El empirismo lógico es objeto de especial atracción para los interesados en la historia de la filosofía de la ciencia. Como las viejas fotografías de tono sepia de los ancestros que hicieron posible nuestras vidas al sobrevivir a las guerras, a las emigraciones y a las vicisitudes propias del paso del tiempo, el empirismo lógico cuenta con el nostálgico encanto de los humeantes cafés vieneses donde tomó forma gran parte del movimiento, más de ochenta años atrás. El marco y la historia son muy atractivos. En la Viena de Freud, Schönberg, Wittgenstein y otras luminarias del siglo XX, los filósofos, matemáticos y lógicos que conformaron el Círculo de Viena estaban rodeados por la creatividad intelectual. Ellos mismos estuvieron al frente de los apasionantes desarrollos del siglo en física y lógica. Los miembros principales fueron Moritz Schlick, Rudolf Carnap, Kurt Gödel, Philipp Frank y Otto Neurath, mientras que sus colegas y partidarios en Europa y los Estados Unidos incluían a Hans Reichenbach, Carl Hempel, Ernest Nagel y W. V. O. Quine. Hasta la disolución y desaparición del círculo a comienzos de la década de 1930, estos líderes de la filosofía del presente y del futuro se encontraban regularmente en la Universidad de Viena y en diversos cafés para debatir sus ideas acerca del conocimiento, la ciencia, la lógica y el lenguaje. Al tiempo que sorbían café y encendían sus pipas, inflamaron nada menos que una revolución en filosofía y nos legaron la disciplina ahora conocida como filosofía de la ciencia.

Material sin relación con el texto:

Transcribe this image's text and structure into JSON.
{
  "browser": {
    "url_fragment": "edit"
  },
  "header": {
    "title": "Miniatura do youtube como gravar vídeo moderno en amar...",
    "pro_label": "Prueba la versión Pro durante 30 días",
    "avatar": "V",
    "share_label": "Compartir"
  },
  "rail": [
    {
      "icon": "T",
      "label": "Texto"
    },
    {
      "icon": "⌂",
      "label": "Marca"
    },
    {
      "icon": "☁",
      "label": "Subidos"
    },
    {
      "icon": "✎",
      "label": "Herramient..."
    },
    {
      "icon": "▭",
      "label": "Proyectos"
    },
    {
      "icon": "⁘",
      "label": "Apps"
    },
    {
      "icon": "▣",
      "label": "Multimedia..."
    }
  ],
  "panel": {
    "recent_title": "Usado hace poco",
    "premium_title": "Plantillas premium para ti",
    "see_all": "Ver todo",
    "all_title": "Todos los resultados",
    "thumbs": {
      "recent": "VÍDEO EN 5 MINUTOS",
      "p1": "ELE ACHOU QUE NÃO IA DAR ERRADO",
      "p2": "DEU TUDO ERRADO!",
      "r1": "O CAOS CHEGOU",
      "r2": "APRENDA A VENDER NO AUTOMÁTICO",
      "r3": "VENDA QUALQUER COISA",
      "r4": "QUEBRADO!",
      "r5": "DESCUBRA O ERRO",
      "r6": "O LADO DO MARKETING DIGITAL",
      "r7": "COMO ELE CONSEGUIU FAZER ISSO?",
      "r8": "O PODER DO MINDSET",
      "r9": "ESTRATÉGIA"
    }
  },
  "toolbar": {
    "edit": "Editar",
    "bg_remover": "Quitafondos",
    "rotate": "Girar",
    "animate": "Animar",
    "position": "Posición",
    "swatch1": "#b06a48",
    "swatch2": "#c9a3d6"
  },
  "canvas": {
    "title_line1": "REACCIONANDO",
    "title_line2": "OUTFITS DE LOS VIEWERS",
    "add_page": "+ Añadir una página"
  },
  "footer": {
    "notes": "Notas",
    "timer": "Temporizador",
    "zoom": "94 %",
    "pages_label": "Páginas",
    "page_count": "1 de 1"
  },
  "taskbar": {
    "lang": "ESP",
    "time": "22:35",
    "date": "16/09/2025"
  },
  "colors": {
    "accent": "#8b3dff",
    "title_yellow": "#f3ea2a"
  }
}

La nostalgia, desde luego, acarrea poco peso filosófico. La mayoría de los filósofos contemporáneos, no importa cuánto puedan apreciar al empirismo lógico como el movimiento fundador de su profesión, acuerda con que en las décadas de 1950 y 1960 el empirismo lógico fue desenmascarado como un catálogo de errores, malinterpretaciones, e hipersimplificaciones acerca de la ciencia. De manera más notoria, los cafés de la década de 1920 han dado lugar a tazas de café espumante y luces fluorescentes de hoteles corporativos donde los filósofos de la ciencia, representando ahora a un campo académico bien establecido, se reúne para interconectarse, debatir asuntos y llevar adelante temas afines a la educación superior.

Ernest Nagel
Ernest Nagel.

Con todo, recientes investigaciones han mostrado que el viaje de la profesión desde los cafés europeos hasta los hoteles corporativos involucró más que un crecimiento de la membresía, el cambio de localización en el país y creencias revisadas y mejoradas acerca de la ciencia y de la epistemología. También involucró drásticos cambios sustantivos que solo ahora están pasando a ser el centro de atención. Cuanto más aprendemos acerca del empirismo lógico (sus valores básicos, metas, métodos y el sentido de misión histórica compartida por algunos de sus practicantes), más distante y foráneo parece al comparárselo con la filosofía de nuestros días de la ciencia. Así, dos preguntas generales continúan dirigiendo los estudios acerca del Círculo de Viena y del empirismo lógico temprano: precisamente, ¿de qué trata originalmente el empirismo lógico? y [...] ¿cómo evolucionó la filosofía de la ciencia en las muy diferentes formas que asume hoy?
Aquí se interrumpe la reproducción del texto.